Doch für die Antifa-Bewegung werden sich einige Fragen stellen, wenn es der AfD gelingt, sich längerfristig in den Parlamenten und mehr noch in den öffentlichen Diskursen zu etablieren. Das macht schon jetzt bemerkbar.

Wenn bei den Protesten gegen die geplante Schließung von Siemens-Zentralen auch die AfD beteiligt ist und damit durchaus bei einigen der Beschäftigten auf Zustimmung stößt, dann ist das ein Zeichen, dass sich auch auf der Straße und sogar in manchen Fabriken eine rechte Protestkultur zu etablieren beginnt.

Wenn eine von Zwangsräumung bedrohte Ulmer Familie, deren Schicksal die Publizistin Gabriele Göttle sehr bewegend in der Taz porträtiert, am Schluss über die "Asylbewerber" und "Ausländer" hetzt, dann wird deutlich, wie tief die sozialrassistische Ideologie ins Bewusstsein auch der poor People eingedrungen ist. Hieraus speist sich der Erfolg der AfD und von Pegida.
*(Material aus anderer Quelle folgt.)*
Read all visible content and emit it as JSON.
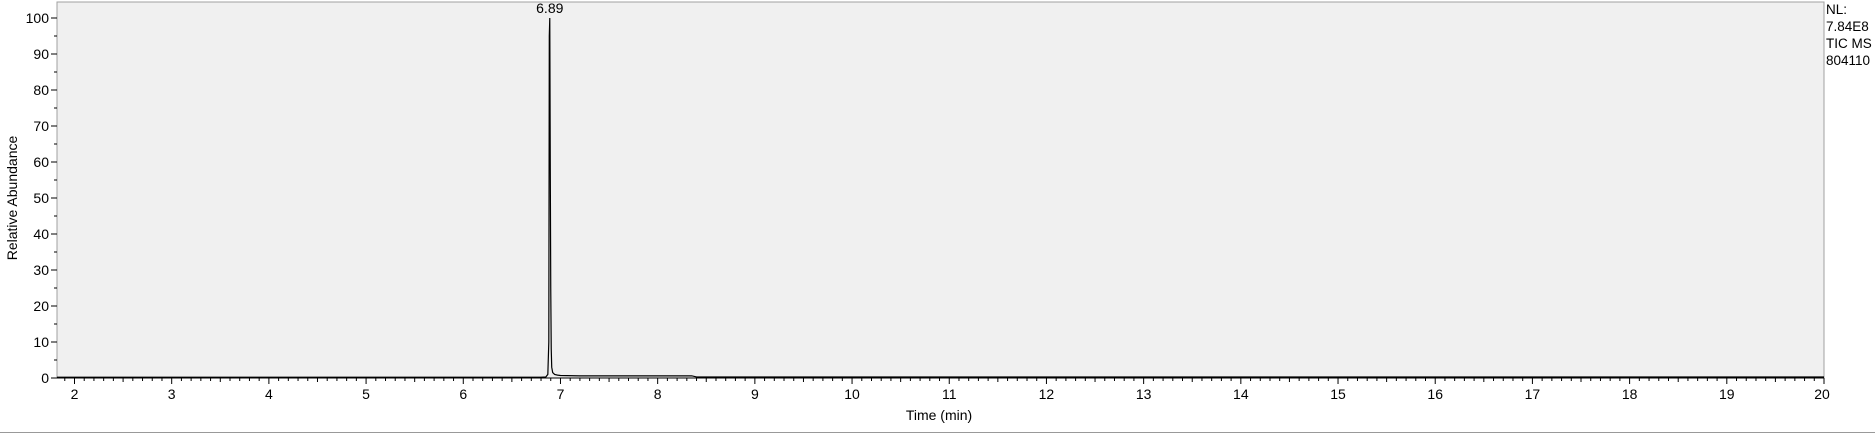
{
  "chart_data": {
    "type": "line",
    "title": "",
    "xlabel": "Time (min)",
    "ylabel": "Relative Abundance",
    "xlim": [
      1.82,
      20.0
    ],
    "ylim": [
      0,
      100
    ],
    "x_ticks": [
      2,
      3,
      4,
      5,
      6,
      7,
      8,
      9,
      10,
      11,
      12,
      13,
      14,
      15,
      16,
      17,
      18,
      19,
      20
    ],
    "x_tick_labels": [
      "2",
      "3",
      "4",
      "5",
      "6",
      "7",
      "8",
      "9",
      "10",
      "11",
      "12",
      "13",
      "14",
      "15",
      "16",
      "17",
      "18",
      "19",
      "20"
    ],
    "y_ticks": [
      0,
      10,
      20,
      30,
      40,
      50,
      60,
      70,
      80,
      90,
      100
    ],
    "y_tick_labels": [
      "0",
      "10",
      "20",
      "30",
      "40",
      "50",
      "60",
      "70",
      "80",
      "90",
      "100"
    ],
    "plot_background": "#f0f0f0",
    "trace_color": "#000000",
    "grid": false,
    "series": [
      {
        "x": [
          1.82,
          2.0,
          3.0,
          4.0,
          5.0,
          6.0,
          6.8,
          6.85,
          6.87,
          6.88,
          6.885,
          6.89,
          6.895,
          6.9,
          6.905,
          6.91,
          6.92,
          6.94,
          6.97,
          7.0,
          7.2,
          7.5,
          7.8,
          8.0,
          8.2,
          8.35,
          8.4,
          9.0,
          10.0,
          12.0,
          14.0,
          16.0,
          18.0,
          20.0
        ],
        "y": [
          0.2,
          0.2,
          0.2,
          0.2,
          0.2,
          0.2,
          0.2,
          0.3,
          1.0,
          10.0,
          95.0,
          100.0,
          60.0,
          25.0,
          8.0,
          3.0,
          1.5,
          1.0,
          0.8,
          0.7,
          0.6,
          0.6,
          0.6,
          0.6,
          0.6,
          0.6,
          0.3,
          0.3,
          0.3,
          0.3,
          0.3,
          0.3,
          0.3,
          0.3
        ]
      }
    ],
    "annotations": [
      {
        "label": "6.89",
        "x": 6.89,
        "y": 100
      }
    ]
  },
  "info": {
    "lines": [
      "NL:",
      "7.84E8",
      "TIC  MS",
      "804110"
    ]
  }
}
Ist es dann überhaupt sinnvoll, Sympathie für den Kampf gegen die Vertreibung einer Familie herzustellen, die sich ihre soziale Situation rassistisch erklärt und der als Lösung auch nur "weniger Ausländer" einfällt, könnte man fragen. Und was würde Ulrike Sommer von der Initiative "Rassismus ist keine Alternative" darauf antworten? Sie hat schließlich in einem Interview mit dem Neuen Deutschland auf die Frage, ob man mit Rechten reden soll, so geantwortet:

"Mit Rechten reden", wie es momentan von manchen gefordert wird, ist also nichts für Sie?

Nein, das ist ein grundlegender Fehler. Statt mit wollen wir über sie reden. Unsere Argumente richten sich nicht an die überzeugten Brandstifter, die in der Bevölkerung vorhandene autoritäre Ansichten und Vorurteile artikulieren. Sie richten sich an alle, die die rassistische, sexistische Propaganda der AfD nicht mehr ertragen wollen und das Gefühl haben, ihrem Aufstieg hilflos zusehen zu müssen. Wir wollen klarmachen, dass die AfD mit uns nicht unwidersprochen eine Bühne bekommt.

Ulrike Sommer vom "Bündnis Nationalismus ist keine Alternative"

Die politische Stoßrichtung des Statements ist völlig korrekt. Dass heute durch den Stand der Produktionskräfte die Mittel vorhanden wären, weltweit eine Situation zu schaffen, wo niemand mehr hungern und an heilbaren Krankheiten sterben muss, ist zutreffend. Nur fehlt hier ein wichtiger Hinweis: Die kapitalistische Profitgesellschaft ist eine reale Schranke für die Umsetzung dieser Vorstellung. Diese Auslassung aber ist folgenreich.

So wird der falsche Eindruck erweckt, es läge schlicht am Willen von Politikern mit der Umsetzung einer globalen Umverteilung zu beginnen. Wer hingegen, wie Sarah Wagenknecht und Co., einen Sozialstaat im nationalen Rahmen propagiert, wird fast schon inAfD-Nähe gestellt. Dabei besteht das Problem doch in erster Linie darin, dass sie nicht über den Kapitalismus hinaus denken können und wollen und daher eben keine Vorstellung von einer globalen Emanzipation jenseits nationaler Reformprogramme haben.